What I don’t want for Father’s Day

Father’s Day is in two days. In case my family is still deciding what to get me, I thought I’d help them out by narrowing the field.

We’ll begin with gifts I don’t want to receive:

  • I’ll pass on the $3,700 gold-plated Walkman that Sony has released. (My family would be unlikely to give me anything that plays music anyway since I listen mainly to classical symphonies they consider “boring.”)
  • I’ll also decline a bobblehead or socks with my face on them. (It’s hard to think of a worse way to spend money.)
  • I won’t need tickets to Sunday’s Game 7 of the NBA Finals. (The Golden State Warriors clinched the series last night.)

A second category would include gifts I would like but would be surprised to receive, such as tickets to see the Texas Rangers in this year’s World Series (they are currently four games out of the playoffs even after last night’s come-from-behind victory) or the Dallas Cowboys in Super Bowl LVII (by my count, twenty NFL teams have played in the Super Bowl since the Cowboys’ last appearance in 1996).

A third category would include gifts no one could give me, such as the Statue of Liberty, which arrived dismantled in New York harbor on this day in 1885, and the state of California, which was claimed by Sir Francis Drake for England on this day in 1579.

Gifts only God can give

The gifts I need most as a father are gifts only God can give.

First on the list, of course, is salvation: “By grace you have been saved through faith. And this is not your own doing; it is the gift of God, not a result of works, so that no one may boast” (Ephesians 2:8–9).

Second is the gift of the Spirit: “Repent and be baptized every one of you in the name of Jesus Christ for the forgiveness of your sins, and you will receive the gift of the Holy Spirit” (Acts 2:38).

Third, we could cite the gifts of the Spirit listed in Romans 12, Ephesians 4, and 1 Corinthians 12.

Fourth would be the “fruit of the Spirit” described in Galatians 5. I could go on and on.

However, a gift I especially need as a father is the capacity to love my family well and to model godly character for them. This is the theological experience called “sanctification,” literally “being made holy.”

The gift of holiness

Here we find a balance.

On one hand, sanctification is the work of the sovereign God. Jesus prayed for his disciples that his Father would “sanctify them in the truth” (John 17:17). Paul likewise prayed for his readers, “May the God of peace sanctify you completely, and may your whole spirit and soul and body be kept blameless at the coming of our Lord Jesus Christ” (1 Thessalonians 5:23).
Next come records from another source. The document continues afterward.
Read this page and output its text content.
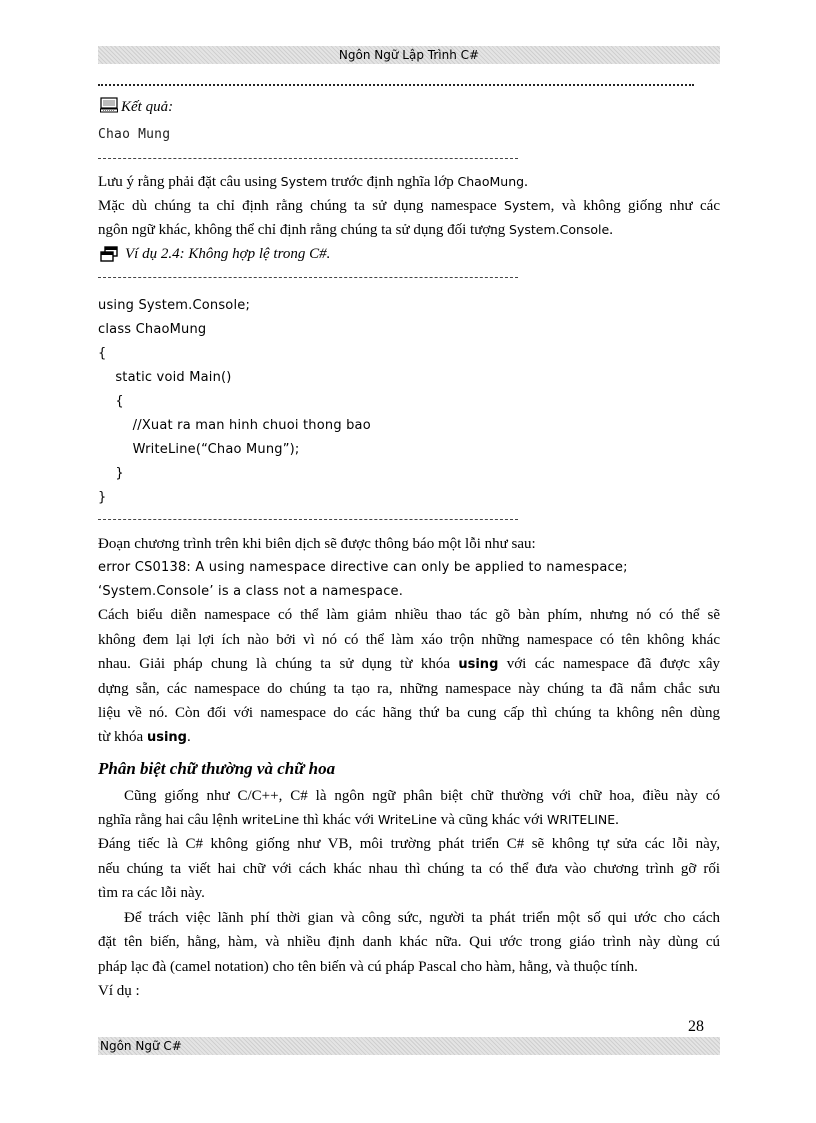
Ngôn Ngữ Lập Trình C#
Kết quả:
Chao Mung
Lưu ý rằng phải đặt câu using System trước định nghĩa lớp ChaoMung.
Mặc dù chúng ta chỉ định rằng chúng ta sử dụng namespace System, và không giống như các
ngôn ngữ khác, không thể chỉ định rằng chúng ta sử dụng đối tượng System.Console.
Ví dụ 2.4: Không hợp lệ trong C#.
using System.Console;
class ChaoMung
{
static void Main()
{
//Xuat ra man hinh chuoi thong bao
WriteLine(“Chao Mung”);
}
}
Đoạn chương trình trên khi biên dịch sẽ được thông báo một lỗi như sau:
error CS0138: A using namespace directive can only be applied to namespace;
‘System.Console’ is a class not a namespace.
Cách biểu diễn namespace có thể làm giảm nhiều thao tác gõ bàn phím, nhưng nó có thể sẽ
không đem lại lợi ích nào bởi vì nó có thể làm xáo trộn những namespace có tên không khác
nhau. Giải pháp chung là chúng ta sử dụng từ khóa using với các namespace đã được xây
dựng sẵn, các namespace do chúng ta tạo ra, những namespace này chúng ta đã nắm chắc sưu
liệu về nó. Còn đối với namespace do các hãng thứ ba cung cấp thì chúng ta không nên dùng
từ khóa using.
Phân biệt chữ thường và chữ hoa
Cũng giống như C/C++, C# là ngôn ngữ phân biệt chữ thường với chữ hoa, điều này có
nghĩa rằng hai câu lệnh writeLine thì khác với WriteLine và cũng khác với WRITELINE.
Đáng tiếc là C# không giống như VB, môi trường phát triển C# sẽ không tự sửa các lỗi này,
nếu chúng ta viết hai chữ với cách khác nhau thì chúng ta có thể đưa vào chương trình gỡ rối
tìm ra các lỗi này.
Để trách việc lãnh phí thời gian và công sức, người ta phát triển một số qui ước cho cách
đặt tên biến, hằng, hàm, và nhiều định danh khác nữa. Qui ước trong giáo trình này dùng cú
pháp lạc đà (camel notation) cho tên biến và cú pháp Pascal cho hàm, hằng, và thuộc tính.
Ví dụ :
28
Ngôn Ngữ C#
On the other hand, I have a role to play: “If then you have been raised with Christ, seek the things that are above, where Christ is, seated at the right hand of God” (Colossians 3:1). I am called to “walk by the Spirit, and you will not gratify the desires of the flesh” (Galatians 5:16). Scripture tells me to “strive for peace with everyone, and for the holiness without which no one will see the Lord” (Hebrews 12:14).

Here’s how this divine–human partnership works: as I work, God works. When I pray, read Scripture, worship, confess my sins, spend time in solitude with the Lord, and practice the other spiritual disciplines, I position myself to experience what his grace wants to give. When I do what I am called to do, he then does in and through me what only he can do.

In other words, to be the father I aspire to be, I must be as close to my Father as I can be. He will then mold me into the character of his Son (Romans 8:29) and love my family well through me.

Oswald Chambers observed: “The one marvelous secret of a holy life is not in imitating Jesus, but in letting the perfections of Jesus manifest themselves in my mortal flesh. Sanctification is ‘Christ in you.’” He added, “Sanctification is not drawing from Jesus the power to be holy; it is drawing from Jesus the holiness that was manifested in him, and he manifests it in me.”

Whether you are a father or not, will you experience this “marvelous secret of a holy life” today?